Professionals know mental health is complex – and MDMA won’t help | Letters

Rose Cartwright’s article (I was the poster girl for OCD. Then I started questioning everything I was told about mental illness, April 13) claims to expose “the fallacy at the heart of mental health care,” with the argument that the sector – including but not limited to psychiatrists, occupational therapists, social workers, employment advisers, psychologists, dementia nurses, practitioners, nursing home staff, art therapists, carers and support staff – is failing to understand the multi-faceted nature of mental health care and is reducing its instead towards a disease/treatment model.

I was part of a recent multidisciplinary team meeting. A psychiatrist shared their concerns about patients becoming homeless and asked what could be done. To which a counselor responded that funding had just been cut for the local homelessness agency – a key resource for such patients. Everyone, including the psychiatrist, slumped in their chairs, knowing that homelessness is a powerful risk factor for addiction, mental health crises and suicide. Without such organizations, these risks often become reality.

Those who work in mental health are all too aware of the misconception at play: that good mental health can be maintained while the wider social infrastructure (housing, education, employment, social care) is destroyed.

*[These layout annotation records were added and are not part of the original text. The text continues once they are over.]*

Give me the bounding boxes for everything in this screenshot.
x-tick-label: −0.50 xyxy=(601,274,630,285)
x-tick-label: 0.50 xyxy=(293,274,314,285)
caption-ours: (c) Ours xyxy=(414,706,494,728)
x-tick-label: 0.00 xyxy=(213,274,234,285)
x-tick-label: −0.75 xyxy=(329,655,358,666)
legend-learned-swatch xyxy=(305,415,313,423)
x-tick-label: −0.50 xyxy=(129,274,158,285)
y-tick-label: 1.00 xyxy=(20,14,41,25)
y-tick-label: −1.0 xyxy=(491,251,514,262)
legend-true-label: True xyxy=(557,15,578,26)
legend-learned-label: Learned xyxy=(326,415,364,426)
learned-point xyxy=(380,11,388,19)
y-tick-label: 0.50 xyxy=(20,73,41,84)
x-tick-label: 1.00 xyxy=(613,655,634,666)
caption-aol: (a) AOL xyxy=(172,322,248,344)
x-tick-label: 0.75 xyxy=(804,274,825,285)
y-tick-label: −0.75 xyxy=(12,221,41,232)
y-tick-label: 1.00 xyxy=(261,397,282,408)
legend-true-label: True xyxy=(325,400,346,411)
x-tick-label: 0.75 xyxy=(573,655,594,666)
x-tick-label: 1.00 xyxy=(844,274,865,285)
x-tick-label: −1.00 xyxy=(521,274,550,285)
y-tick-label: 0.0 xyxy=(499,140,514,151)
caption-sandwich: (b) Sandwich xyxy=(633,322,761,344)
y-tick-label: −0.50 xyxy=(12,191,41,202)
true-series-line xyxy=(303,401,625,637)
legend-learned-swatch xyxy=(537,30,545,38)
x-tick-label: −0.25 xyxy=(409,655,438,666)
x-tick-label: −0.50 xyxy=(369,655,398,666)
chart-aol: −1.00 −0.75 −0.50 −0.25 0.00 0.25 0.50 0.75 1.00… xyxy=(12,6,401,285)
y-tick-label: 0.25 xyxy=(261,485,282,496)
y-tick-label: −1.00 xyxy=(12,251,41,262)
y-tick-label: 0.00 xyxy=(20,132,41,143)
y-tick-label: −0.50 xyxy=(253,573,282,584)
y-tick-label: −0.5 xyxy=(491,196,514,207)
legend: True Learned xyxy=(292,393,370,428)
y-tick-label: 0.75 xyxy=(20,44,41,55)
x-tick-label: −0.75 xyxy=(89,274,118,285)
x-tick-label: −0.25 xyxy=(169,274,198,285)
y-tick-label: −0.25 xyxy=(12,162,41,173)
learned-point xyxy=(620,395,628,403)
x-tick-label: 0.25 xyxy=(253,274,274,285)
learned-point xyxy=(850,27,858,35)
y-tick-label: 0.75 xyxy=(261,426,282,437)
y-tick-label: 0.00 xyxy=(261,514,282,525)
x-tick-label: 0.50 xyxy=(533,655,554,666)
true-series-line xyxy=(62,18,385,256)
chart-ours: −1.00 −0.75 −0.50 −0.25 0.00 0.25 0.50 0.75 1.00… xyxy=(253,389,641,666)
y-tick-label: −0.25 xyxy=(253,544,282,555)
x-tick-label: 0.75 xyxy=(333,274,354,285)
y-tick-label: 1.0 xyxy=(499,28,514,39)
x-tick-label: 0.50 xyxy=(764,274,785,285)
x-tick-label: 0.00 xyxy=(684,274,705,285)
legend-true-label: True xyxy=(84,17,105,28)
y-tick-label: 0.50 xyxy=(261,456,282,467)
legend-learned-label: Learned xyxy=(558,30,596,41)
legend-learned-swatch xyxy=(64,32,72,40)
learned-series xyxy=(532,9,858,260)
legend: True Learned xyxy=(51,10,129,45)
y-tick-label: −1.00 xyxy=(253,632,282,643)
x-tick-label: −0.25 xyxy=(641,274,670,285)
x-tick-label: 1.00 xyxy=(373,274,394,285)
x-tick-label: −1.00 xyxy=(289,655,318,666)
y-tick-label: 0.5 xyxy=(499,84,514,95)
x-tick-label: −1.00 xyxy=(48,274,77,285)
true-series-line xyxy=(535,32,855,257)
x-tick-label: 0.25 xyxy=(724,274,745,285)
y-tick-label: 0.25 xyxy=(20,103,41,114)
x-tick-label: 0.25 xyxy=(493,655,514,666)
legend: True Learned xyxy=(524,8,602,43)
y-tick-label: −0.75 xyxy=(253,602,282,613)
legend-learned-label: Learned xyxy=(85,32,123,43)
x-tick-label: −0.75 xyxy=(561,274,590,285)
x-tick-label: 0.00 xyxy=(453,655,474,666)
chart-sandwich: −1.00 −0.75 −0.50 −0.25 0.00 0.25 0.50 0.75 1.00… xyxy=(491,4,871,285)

Still, the idea that mental health professionals are simply hapless lemmings wandering around a dusty, old medical model wasn’t my main problem with this article. My main problem was the suggestion that MDMA might be more useful than regulated care for mental health problems. I have seen a number of patients who were sectioned and admitted for drug-induced psychosis. One of these patients had used MDMA and unfortunately had a young child who needed to be supervised while their parent recovered.

The author of the article clearly understands the profound impact this is likely to have had on this child. Can she please be a little careful about what she writes and therefore promotes, and The Guardian about what it publishes.